Said differently, it appears that 'crash' analyzer does not rely
on the ELF PT_NOTEs for CPUs; rather it obtains the information
directly via kernel symbols and the memory within the vmcore.

(There maybe other vmcore generating and analysis tools that do use
these PT_NOTEs, but 'makedumpfile' and 'crash' seems to be the most
common solution.)

This results in the benefit of having all CPUs described in the
elfcorehdr, and therefore reducing the need to re-generate the
elfcorehdr on CPU changes, at the small expense of an additional
56 bytes per PT_NOTE for not-present-but-possible CPUs.

On systems where kexec_file_load() syscall is utilized, all the above
is valid. On systems where kexec_load() syscall is utilized, there
may be the need for the elfcorehdr to be regenerated once. The reason
being that some archs only populate the 'present' CPUs from the
/sys/devices/system/cpus entries, which the userspace 'kexec' utility
uses to generate the userspace-supplied elfcorehdr.

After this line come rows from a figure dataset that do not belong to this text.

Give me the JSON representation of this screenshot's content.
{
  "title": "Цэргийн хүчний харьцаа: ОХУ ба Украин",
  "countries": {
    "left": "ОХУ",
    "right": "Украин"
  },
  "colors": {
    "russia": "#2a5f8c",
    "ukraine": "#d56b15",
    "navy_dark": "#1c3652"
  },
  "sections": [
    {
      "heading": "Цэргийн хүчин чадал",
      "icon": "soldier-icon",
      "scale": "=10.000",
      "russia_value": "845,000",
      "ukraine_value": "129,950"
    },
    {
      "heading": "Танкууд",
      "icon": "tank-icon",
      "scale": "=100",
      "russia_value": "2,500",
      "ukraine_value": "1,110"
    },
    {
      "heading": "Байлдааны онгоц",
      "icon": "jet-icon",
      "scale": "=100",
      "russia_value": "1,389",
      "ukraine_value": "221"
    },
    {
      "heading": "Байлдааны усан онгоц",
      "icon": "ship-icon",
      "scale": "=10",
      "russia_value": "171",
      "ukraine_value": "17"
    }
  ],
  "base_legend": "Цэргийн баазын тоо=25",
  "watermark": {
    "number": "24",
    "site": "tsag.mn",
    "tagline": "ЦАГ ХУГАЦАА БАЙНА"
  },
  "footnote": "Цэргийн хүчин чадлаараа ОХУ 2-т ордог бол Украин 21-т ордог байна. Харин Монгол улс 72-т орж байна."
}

In this situation,
one memory or CPU change will rewrite the elfcorehdr via the
crash_prepare_elf64_headers() function and now all possible CPUs will
be described, just as with kexec_file_load() syscall.

Suggested-by: Sourabh Jain <sourabhjain@xxxxxxxxxxxxx>
Signed-off-by: Eric DeVolder <eric.devolder@xxxxxxxxxx>
Reviewed-by: Sourabh Jain <sourabhjain@xxxxxxxxxxxxx>
Acked-by: Hari Bathini <hbathini@xxxxxxxxxxxxx>
Acked-by: Baoquan He <bhe@xxxxxxxxxx>
---
kernel/crash_core.c | 4 ++--
1 file changed, 2 insertions(+), 2 deletions(-)

diff --git a/kernel/crash_core.c b/kernel/crash_core.c
index fa918176d46d..7378b501fada 100644
--- a/kernel/crash_core.c
+++ b/kernel/crash_core.c
@@ -364,8 +364,8 @@ int crash_prepare_elf64_headers(struct crash_mem *mem, int need_kernel_map,
ehdr->e_ehsize = sizeof(Elf64_Ehdr);
ehdr->e_phentsize = sizeof(Elf64_Phdr);

- /* Prepare one phdr of type PT_NOTE for each present CPU */
- for_each_present_cpu(cpu) {
+ /* Prepare one phdr of type PT_NOTE for each possible CPU */
+ for_each_possible_cpu(cpu) {
phdr->p_type = PT_NOTE;
notes_addr = per_cpu_ptr_to_phys(per_cpu_ptr(crash_notes, cpu));
phdr->p_offset = phdr->p_paddr = notes_addr;
--
2.31.1